The idea of using the immune system to fight cancer actually has a long history. In 1891, Dr. William Coley, a New York bone surgeon, injected streptococcal bacteria into a patient with an inoperable sarcoma (bone cancer), and demonstrated considerable shrinkage of the tumor. He repeated this procedure on more than 1,000 patients, and a significant number were cured. The procedure became known as “Coley’s toxin.”
Despite remarkable results against some very aggressive and advanced cancers, Dr. Coley was either attacked or ignored by members of the medical community. As the new science of chemotherapy and radiation treatments rose in popularity, his findings were all but forgotten.
This scenario has been repeated over and over throughout medical history. In the 1960s, two physicians — Dr. Tilden Everson and Dr. Warren Cole — reviewed hundreds of cases of spontaneous regression of cancer. The most common factor in the cases was something that had stimulated the immune system, most often an infection. And it appeared that certain tumors — kidney cancer, choriocarcinomas, neuroblastomas, and malignant melanomas — were more affected than others.
Studies have shown that those types of cancer are more likely to elicit an immune reaction. (Some tumors have very little immune sensitivity.)
The last decade has seen a resurgence of interest in using the immune system to fight cancer. The most successful approach thus far has been the use of immunotherapy to combat malignant melanomas. Ironically, most conventional cancer treatments suppress anticancer immunity, particularly the most important part of the anticancer immune system: cellular immunity.
In fact, most chemotherapy agents significantly suppress the entire immune system, which allows cancer growth, invasion, and spread (metastasis). Surgery and anesthesia also profoundly suppress immunity. And that condition lasts for at least two weeks after a procedure.
In addition, blood transfusions and many other drugs that are commonly given to cancer patients suppress immunity.
But those factors are not the main problem. When a cancer begins to develop, it uses certain chemicals from the tumor’s microenvironment to suppress the body’s anticancer immune cells. In fact, the cancer hijacks a mechanism that switches the immune system from an attack mode to one that actually suppresses immunity (called a Th1 to Th2 shift and an M1 to M2 shift). The immune system then actually protects the cancer by rendering cancer cells invisible.

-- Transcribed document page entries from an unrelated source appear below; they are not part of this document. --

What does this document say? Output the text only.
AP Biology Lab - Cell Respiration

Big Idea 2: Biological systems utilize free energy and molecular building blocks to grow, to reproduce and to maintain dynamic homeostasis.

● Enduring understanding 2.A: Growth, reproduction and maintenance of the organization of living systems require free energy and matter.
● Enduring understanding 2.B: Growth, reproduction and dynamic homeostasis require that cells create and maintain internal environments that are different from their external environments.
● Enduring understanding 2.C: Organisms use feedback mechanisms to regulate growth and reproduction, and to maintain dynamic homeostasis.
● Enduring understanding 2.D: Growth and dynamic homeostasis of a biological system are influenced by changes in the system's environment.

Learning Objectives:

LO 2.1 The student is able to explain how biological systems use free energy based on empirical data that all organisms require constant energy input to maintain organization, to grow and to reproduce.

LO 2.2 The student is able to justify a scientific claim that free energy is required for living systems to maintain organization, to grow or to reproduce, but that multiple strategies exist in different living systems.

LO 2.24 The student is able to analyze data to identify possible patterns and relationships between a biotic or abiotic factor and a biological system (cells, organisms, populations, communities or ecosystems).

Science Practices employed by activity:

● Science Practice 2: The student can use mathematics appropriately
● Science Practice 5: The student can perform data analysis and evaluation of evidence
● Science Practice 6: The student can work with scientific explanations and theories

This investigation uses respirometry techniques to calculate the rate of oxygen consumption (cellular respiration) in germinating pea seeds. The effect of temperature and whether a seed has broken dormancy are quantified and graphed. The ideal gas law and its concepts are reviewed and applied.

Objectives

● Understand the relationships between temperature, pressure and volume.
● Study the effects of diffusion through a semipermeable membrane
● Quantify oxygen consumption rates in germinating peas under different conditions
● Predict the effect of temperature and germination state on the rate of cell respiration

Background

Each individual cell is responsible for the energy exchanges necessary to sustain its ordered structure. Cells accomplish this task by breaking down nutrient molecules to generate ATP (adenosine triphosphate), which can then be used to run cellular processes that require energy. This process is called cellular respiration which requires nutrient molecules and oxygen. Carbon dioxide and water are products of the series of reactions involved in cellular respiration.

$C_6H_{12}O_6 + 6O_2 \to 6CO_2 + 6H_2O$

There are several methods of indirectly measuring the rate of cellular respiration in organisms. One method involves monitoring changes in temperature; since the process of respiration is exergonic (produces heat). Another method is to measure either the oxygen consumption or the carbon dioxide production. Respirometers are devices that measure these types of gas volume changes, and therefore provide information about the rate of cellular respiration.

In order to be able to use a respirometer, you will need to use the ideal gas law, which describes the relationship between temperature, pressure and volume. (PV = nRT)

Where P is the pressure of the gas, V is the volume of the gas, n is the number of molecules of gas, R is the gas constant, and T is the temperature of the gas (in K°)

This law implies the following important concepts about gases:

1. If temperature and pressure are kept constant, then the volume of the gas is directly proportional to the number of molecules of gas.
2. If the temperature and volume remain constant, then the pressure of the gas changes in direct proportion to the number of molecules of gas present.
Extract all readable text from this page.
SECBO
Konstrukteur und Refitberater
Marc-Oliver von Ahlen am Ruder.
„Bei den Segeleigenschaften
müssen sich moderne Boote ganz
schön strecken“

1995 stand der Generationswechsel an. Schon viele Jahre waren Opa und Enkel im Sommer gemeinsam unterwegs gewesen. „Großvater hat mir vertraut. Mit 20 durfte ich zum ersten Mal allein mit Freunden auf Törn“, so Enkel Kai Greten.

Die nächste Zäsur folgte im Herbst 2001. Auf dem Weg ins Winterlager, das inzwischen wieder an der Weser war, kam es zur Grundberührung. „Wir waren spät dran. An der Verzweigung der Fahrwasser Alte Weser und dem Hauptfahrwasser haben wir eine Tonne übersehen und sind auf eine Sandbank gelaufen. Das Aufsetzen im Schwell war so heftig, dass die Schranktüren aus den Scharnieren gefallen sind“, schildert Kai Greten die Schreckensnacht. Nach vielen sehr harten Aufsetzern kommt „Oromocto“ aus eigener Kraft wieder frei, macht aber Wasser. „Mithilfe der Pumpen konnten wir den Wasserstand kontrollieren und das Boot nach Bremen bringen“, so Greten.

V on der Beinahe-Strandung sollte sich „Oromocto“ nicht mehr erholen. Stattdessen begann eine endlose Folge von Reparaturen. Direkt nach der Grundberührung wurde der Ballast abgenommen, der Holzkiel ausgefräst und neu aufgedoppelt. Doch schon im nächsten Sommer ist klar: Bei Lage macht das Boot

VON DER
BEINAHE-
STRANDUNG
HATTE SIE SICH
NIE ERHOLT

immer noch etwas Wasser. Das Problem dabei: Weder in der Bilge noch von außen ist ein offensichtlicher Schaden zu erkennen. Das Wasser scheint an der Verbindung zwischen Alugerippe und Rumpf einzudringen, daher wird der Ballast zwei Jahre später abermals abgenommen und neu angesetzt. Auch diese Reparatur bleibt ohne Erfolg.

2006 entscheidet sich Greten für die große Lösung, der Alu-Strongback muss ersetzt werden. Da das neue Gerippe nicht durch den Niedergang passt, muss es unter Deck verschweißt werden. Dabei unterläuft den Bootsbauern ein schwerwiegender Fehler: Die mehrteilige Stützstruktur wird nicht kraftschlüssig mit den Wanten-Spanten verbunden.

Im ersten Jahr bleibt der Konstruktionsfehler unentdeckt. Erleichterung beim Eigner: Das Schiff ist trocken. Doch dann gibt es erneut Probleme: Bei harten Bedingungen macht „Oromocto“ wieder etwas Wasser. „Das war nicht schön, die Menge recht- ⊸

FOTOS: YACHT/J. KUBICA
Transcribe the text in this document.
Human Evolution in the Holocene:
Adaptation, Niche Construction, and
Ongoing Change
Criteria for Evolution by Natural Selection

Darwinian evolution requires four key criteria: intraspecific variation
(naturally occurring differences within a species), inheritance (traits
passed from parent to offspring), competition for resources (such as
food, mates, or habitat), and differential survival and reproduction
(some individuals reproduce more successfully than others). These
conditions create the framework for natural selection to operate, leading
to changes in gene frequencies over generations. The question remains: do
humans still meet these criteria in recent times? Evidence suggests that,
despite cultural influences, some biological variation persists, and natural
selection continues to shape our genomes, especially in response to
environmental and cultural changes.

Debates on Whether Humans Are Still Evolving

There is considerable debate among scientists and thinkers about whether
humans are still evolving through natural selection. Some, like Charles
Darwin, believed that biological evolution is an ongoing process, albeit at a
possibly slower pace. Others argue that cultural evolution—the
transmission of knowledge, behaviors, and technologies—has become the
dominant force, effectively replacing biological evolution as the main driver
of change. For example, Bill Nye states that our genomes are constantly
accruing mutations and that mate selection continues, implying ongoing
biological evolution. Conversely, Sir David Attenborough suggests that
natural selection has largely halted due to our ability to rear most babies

As a result of the combination of immune suppression by traditional treatments (surgery, chemotherapy, and radiation), and the cancer’s immune-suppressing effects, a person with cancer is essentially left defenseless.
In most cases, no effort is made by oncologists to correct this critical problem, even though solutions — in the form of natural compounds — now exist. But of course, pharmaceutical companies can’t make billions off these simple natural treatments.